Wednesday, November 16, 2011

Thoughts on Blogging

If you found my first blog on Facebook yesterday, I'm sure you noticed my note that I never thought I'd be a blogger. Starting in middle school or maybe even before, I started keeping a journal, but I have long realized that the thoughts in my journal are far from profound. There have been challenging times in my life, but for the most part, these experiences have not seemed blog-worthy. To be perfectly honest, even three weeks ago I would have said that you would never find me blogging about my life. I realized that the experience of losing my daughter was something that I could blog about, but I simply couldn't imagine sharing such a private, emotional experience on the internet. I have changed my mind (obviously!).
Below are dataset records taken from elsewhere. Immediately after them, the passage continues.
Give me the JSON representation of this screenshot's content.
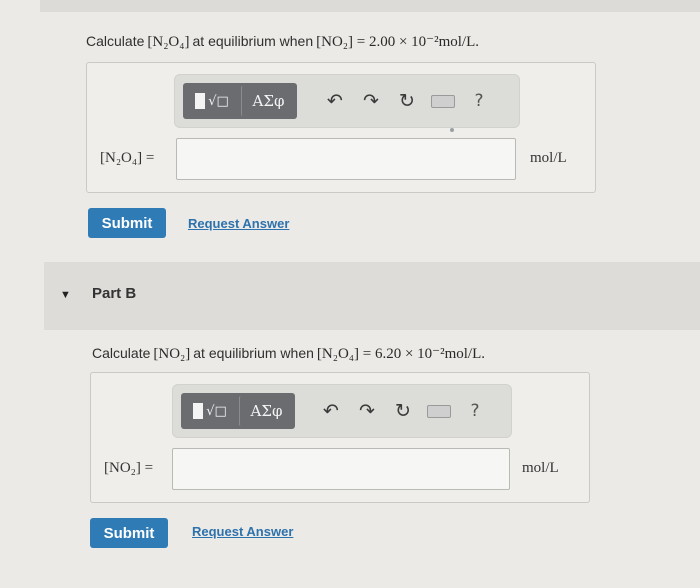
{
  "part_a": {
    "question": {
      "prefix": "Calculate",
      "target": "[N₂O₄]",
      "middle": "at equilibrium when",
      "given": "[NO₂] = 2.00 × 10⁻²mol/L."
    },
    "toolbar": {
      "templates_label": "√□",
      "symbols_label": "ΑΣφ",
      "undo": "↶",
      "redo": "↷",
      "reset": "↻",
      "help": "?"
    },
    "variable_label": "[N₂O₄] =",
    "input_value": "",
    "unit": "mol/L",
    "submit_label": "Submit",
    "request_answer_label": "Request Answer"
  },
  "part_b": {
    "title": "Part B",
    "question": {
      "prefix": "Calculate",
      "target": "[NO₂]",
      "middle": "at equilibrium when",
      "given": "[N₂O₄] = 6.20 × 10⁻²mol/L."
    },
    "toolbar": {
      "templates_label": "√□",
      "symbols_label": "ΑΣφ",
      "undo": "↶",
      "redo": "↷",
      "reset": "↻",
      "help": "?"
    },
    "variable_label": "[NO₂] =",
    "input_value": "",
    "unit": "mol/L",
    "submit_label": "Submit",
    "request_answer_label": "Request Answer"
  },
  "colors": {
    "submit": "#2f7bb5",
    "link": "#2d72ad",
    "toolbar_group": "#6a6c70"
  }
}
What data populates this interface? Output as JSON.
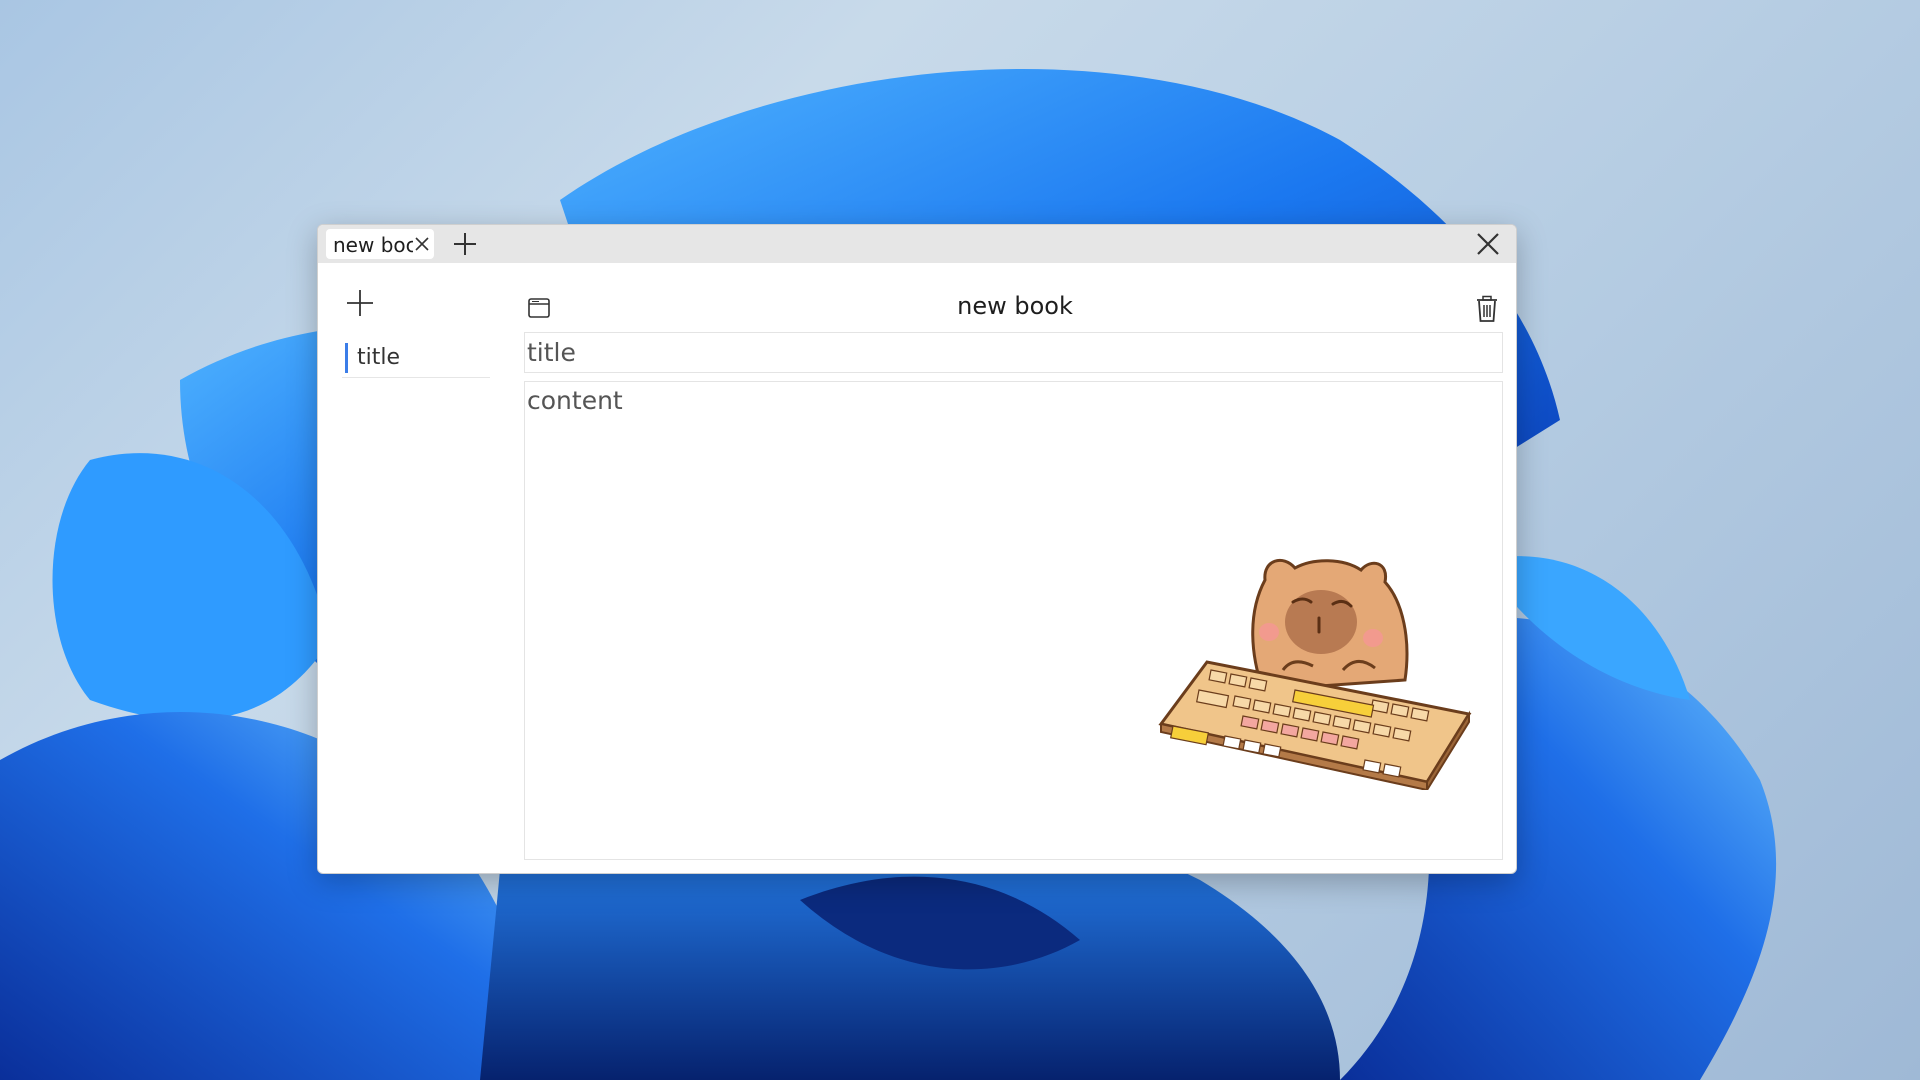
{
  "window": {
    "tabs": [
      {
        "label": "new boc"
      }
    ]
  },
  "sidebar": {
    "pages": [
      {
        "label": "title"
      }
    ]
  },
  "editor": {
    "book_title": "new book",
    "title_placeholder": "title",
    "content_placeholder": "content"
  },
  "icons": {
    "tab_close": "close-icon",
    "tab_add": "plus-icon",
    "window_close": "close-icon",
    "sidebar_add": "plus-icon",
    "book": "window-icon",
    "delete": "trash-icon"
  },
  "colors": {
    "accent": "#3b7de8",
    "titlebar": "#e6e6e6",
    "wallpaper_blue": "#1a6df0"
  }
}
Here's why.

Within days of Faith's birth, I received no less than three suggestions that I contact a woman who had lost her daughter in March and had started a blog. If you're curious about her blog you can find it here: http://hardermagic.blogspot.com/. I started reading her story and realized that much of what she said in her early posts resonated with my own experience. She is very honest in her blogging, and when I started reading her blog, I couldn't imagine being that honest with people who care about me, much less with strangers who might find my blog by chance. I have been profoundly touched by R's blog, so much so that I suddenly found myself wanting to share my own story. I hope that by sharing through this blog I might reach out to someone else in my situation, that I can help those around me understand my struggles, and that I might find healing.

R's blog is not the only one by far that I have found over the last weeks that has been helpful. Another blog, found here http://www.dazeddad.com/, tells the story of loss from a father's perspective. The author of this blog is also a United Methodist pastor. His blog both echos many of my feelings and also has helped me understand my husband's experience better. This is a perspective that often gets lost and forgotten, and I know that in my own grief it's easy to forget that M lost his daughter, too, that while I felt her move within me, he never experienced her in the same way and that creates an entirely different kind of grief.

I hope that you'll keep reading even when my posts tend to focus on the mundane rather than the profound as they undoubtedly will. I have list of post ideas that will at least get us through a few weeks, things that have been rumbling around in my head and are finally in a form that I feel comfortable sharing. So, along those lines, here are a few both profound and mundane things I have learned in the last four weeks.

  • There are entirely too many parents out there blogging about the loss of their children. Yes, we live in a broken world. Yes, the brokenness of our world means that there will always be parents who lose their children. That doesn't mean we have to be okay with it. God can walk with us in our anger, frustration, confusion, and disappointment!
  • Prayer works in ways that are impossible to understand. Whether I'm present with you or not, your prayers are keeping me together, so keep praying! Even on days when things appear to be going well on the surface, I still need to know that people are praying, so don't stop telling me!
  • Hugs, shoulder squeezes, any simple touch, all these are great ways to communicate to me what you feel when you don't know what to say. Honestly, I don't know what to say either. We don't have words for this experience. Hugs really do help!
  • Hope is hard to kill. Yes, this ironic since my name happens to be Hope, but I mean this on a much deeper level than my own physical body. It may currently be a shriveled, sad-looking shell of what used to exist in my heart, but I still have hope. Even when I feel my worst and my face feels chapped from crying, I still have hope that life will get better, that joy will come, that I will be able to listen to stations other than NPR on the radio without getting emotional, that I will once again be able to plan for the future, and that one day there will be another pregnancy with a happier ending.

1 comment:

  1. Hope, I'm sorry to hear about the loss of your daughter and everything else that's going on right now. May there be healing.